Türkiye has recorded one of the lowest levels of government support for families among the 38 member countries of the Organisation for Economic Co-operation and Development (OECD), amid a growing population decline threat due to declining fertility rates as a result of rising costs of raising a family.
According to the OECD's report on public family benefits, published in February 2025 and based on 2021 data, Türkiye spent less than 1% of its gross domestic product (GDP) on family-related benefits, allocating just 0.5%. With Türkiye's gross domestic product recorded at $1.32 trillion in 2024, this 0.5% allocation would amount to approximately $6.6 billion.
The OECD average stood at 2.33% of GDP, with countries like Iceland and Poland exceeding 3.5%. In contrast, Costa Rica, Mexico, Türkiye, and the United States were positioned at the bottom of the list.
Family benefits in the OECD report include direct cash transfers, services such as childcare, and tax breaks.

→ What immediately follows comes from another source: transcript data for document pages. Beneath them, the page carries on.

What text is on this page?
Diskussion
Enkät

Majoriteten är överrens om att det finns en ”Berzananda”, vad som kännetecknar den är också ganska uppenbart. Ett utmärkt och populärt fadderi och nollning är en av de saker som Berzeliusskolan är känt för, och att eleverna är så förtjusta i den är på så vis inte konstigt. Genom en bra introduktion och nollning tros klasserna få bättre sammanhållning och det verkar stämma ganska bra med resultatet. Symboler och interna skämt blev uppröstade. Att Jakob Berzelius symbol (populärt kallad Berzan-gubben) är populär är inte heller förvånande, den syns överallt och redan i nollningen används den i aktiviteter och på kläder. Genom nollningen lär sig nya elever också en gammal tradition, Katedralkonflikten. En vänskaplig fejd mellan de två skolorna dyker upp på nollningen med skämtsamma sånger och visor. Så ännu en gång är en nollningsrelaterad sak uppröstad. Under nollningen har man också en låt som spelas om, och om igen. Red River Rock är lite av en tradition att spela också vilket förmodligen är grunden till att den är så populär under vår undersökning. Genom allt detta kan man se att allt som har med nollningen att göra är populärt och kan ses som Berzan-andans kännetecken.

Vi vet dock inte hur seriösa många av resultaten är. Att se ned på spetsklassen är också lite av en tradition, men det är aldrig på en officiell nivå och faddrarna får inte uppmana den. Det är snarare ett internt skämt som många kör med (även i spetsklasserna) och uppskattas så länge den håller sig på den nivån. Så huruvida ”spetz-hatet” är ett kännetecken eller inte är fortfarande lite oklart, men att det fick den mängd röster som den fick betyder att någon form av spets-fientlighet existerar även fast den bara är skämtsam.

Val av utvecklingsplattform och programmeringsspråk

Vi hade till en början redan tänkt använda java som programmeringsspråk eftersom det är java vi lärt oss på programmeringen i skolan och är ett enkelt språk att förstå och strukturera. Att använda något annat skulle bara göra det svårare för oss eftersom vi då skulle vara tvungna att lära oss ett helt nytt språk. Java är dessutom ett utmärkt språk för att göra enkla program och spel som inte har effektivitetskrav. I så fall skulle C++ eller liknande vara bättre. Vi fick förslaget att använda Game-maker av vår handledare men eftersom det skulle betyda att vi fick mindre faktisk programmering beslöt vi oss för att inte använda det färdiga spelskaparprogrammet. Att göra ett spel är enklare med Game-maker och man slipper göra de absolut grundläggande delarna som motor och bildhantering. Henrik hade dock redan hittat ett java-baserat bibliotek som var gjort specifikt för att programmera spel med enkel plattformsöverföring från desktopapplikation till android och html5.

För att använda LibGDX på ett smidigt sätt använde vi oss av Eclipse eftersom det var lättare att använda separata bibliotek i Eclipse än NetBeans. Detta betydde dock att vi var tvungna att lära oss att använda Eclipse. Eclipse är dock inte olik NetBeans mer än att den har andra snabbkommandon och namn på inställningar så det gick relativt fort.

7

Most member countries allocate a larger portion of this spending to cash benefits. In Türkiye's case, cash spending was measured at just 0.3% of GDP, ranking third-lowest among OECD countries, ahead of only Mexico and the United States. The remaining part represented in-kind spending on services and tax benefits.
Türkiye’s Family and Social Services Ministry reported that a total of ₺491.7 billion (approximately $16.3 billion as of June 10) was spent on social aid programs in 2024.

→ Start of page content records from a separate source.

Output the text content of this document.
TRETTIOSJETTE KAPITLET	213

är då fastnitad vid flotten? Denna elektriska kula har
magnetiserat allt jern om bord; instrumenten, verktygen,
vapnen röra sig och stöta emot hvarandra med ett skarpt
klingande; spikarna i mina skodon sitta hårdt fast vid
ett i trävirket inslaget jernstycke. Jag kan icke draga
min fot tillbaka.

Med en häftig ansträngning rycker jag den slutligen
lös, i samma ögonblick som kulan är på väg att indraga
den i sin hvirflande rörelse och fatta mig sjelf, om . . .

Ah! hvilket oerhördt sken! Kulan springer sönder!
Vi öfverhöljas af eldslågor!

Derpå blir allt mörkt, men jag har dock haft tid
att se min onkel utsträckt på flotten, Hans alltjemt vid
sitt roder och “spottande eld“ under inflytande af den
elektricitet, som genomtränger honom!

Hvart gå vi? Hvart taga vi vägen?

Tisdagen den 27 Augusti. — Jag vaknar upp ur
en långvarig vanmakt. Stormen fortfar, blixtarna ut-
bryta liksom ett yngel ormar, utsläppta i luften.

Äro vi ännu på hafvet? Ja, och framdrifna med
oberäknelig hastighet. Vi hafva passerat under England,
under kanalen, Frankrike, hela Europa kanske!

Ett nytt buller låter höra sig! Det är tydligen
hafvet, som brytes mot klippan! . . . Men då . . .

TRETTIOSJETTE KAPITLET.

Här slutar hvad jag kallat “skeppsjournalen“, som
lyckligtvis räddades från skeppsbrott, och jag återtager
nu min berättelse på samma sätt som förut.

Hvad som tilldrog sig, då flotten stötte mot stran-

This marks a 61% increase compared to ₺305.9 billion in 2023. However, when measured as a share of GDP, social assistance reached only 1.11% in 2024—its lowest level in the last five years.
This figure compares to 1.24% in 2019, 1.42% in 2020, and 1.74% in 2021, before declining steadily in subsequent years. Despite nominal increases in aid budgets, high inflation and economic expansion have diminished the relative scale of support.

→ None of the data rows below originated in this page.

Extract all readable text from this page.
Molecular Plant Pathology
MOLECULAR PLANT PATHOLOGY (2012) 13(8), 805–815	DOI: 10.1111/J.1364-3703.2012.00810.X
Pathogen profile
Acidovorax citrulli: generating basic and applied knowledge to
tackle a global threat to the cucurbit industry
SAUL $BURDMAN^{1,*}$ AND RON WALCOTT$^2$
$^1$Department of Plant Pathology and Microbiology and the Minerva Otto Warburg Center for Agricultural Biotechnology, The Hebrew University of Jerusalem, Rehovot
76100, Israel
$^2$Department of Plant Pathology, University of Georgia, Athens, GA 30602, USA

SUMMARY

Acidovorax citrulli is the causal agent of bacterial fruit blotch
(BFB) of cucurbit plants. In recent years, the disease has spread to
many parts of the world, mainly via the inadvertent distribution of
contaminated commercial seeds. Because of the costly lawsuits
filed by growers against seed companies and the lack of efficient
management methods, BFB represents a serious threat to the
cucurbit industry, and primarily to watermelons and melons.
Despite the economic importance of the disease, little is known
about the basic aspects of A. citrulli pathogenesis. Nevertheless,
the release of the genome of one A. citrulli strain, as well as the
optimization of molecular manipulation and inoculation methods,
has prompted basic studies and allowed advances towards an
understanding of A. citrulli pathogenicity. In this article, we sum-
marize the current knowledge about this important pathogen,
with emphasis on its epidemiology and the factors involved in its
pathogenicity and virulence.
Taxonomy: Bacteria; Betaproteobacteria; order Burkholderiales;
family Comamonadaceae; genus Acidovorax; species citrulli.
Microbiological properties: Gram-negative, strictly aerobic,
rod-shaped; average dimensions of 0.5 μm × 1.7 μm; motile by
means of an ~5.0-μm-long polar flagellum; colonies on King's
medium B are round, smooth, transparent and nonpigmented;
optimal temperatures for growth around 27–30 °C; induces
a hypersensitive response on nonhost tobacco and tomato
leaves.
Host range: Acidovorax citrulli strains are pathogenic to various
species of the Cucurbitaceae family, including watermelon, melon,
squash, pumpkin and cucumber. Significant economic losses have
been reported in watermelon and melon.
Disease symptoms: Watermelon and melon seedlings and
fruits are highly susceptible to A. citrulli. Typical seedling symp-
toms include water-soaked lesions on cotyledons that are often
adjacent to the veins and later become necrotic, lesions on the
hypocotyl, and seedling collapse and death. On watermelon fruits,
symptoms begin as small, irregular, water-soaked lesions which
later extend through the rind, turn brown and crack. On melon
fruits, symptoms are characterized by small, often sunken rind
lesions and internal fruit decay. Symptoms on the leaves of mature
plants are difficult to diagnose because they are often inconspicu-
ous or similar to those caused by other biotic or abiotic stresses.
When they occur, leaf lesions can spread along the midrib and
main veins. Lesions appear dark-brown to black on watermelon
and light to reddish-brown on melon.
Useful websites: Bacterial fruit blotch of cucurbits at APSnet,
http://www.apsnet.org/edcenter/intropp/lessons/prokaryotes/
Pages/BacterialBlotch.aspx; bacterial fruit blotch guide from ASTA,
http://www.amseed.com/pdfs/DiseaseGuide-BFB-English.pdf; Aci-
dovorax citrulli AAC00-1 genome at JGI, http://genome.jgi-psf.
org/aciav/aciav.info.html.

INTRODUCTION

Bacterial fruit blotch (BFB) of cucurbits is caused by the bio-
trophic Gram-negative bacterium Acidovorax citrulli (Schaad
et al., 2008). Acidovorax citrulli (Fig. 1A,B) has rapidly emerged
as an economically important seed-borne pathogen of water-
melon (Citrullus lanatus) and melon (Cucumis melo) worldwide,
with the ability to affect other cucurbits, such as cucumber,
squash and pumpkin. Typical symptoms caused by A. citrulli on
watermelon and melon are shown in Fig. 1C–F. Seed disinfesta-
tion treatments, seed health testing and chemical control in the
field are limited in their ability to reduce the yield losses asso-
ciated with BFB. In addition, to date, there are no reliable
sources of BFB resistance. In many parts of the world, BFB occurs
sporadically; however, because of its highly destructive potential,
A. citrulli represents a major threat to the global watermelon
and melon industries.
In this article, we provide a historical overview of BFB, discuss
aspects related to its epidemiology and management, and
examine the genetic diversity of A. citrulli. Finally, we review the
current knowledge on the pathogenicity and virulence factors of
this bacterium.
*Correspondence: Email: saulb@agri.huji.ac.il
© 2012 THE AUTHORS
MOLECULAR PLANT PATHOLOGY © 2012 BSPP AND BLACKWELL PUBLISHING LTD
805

In broader terms, Türkiye’s total social protection expenditures accounted for 10.1% of GDP in 2023, based on data from the Turkish Statistical Institute (TurkStat).
Yet within that total, only 0.7% was directed to family and child-related aid.
The number of households receiving state assistance has fluctuated over recent years. In 2019, 3.28 million households received aid. That figure peaked at 6.63 million in 2020 amid the COVID-19 pandemic.
It then declined to 5.9 million in 2021 and 4.42 million in 2022 and rose again slightly to 4.99 million in 2023. In 2024, it stood at 4.58 million households.
On the other hand, TurkStat also reported that household poverty in Türkiye was calculated at 13.6%.
As inflation, living costs, and limited government support put further pressure on families, the fertility rate in Türkiye has continued to fall. In 2024, the total fertility rate dropped to 1.48, significantly below the 2.10 level required for generational replacement and well beneath the country's earlier levels.
Despite the downward trend, Türkiye’s fertility rate remains above the European Union average, placing it 9th among 27 EU countries.
In response to the demographic concerns, the government declared 2025 as the “Year of the Family” and designated the following decade, from 2026 to 2035, as the “10 Years of Family and Population,” under a long-term strategy aimed at reversing the birth rate decline.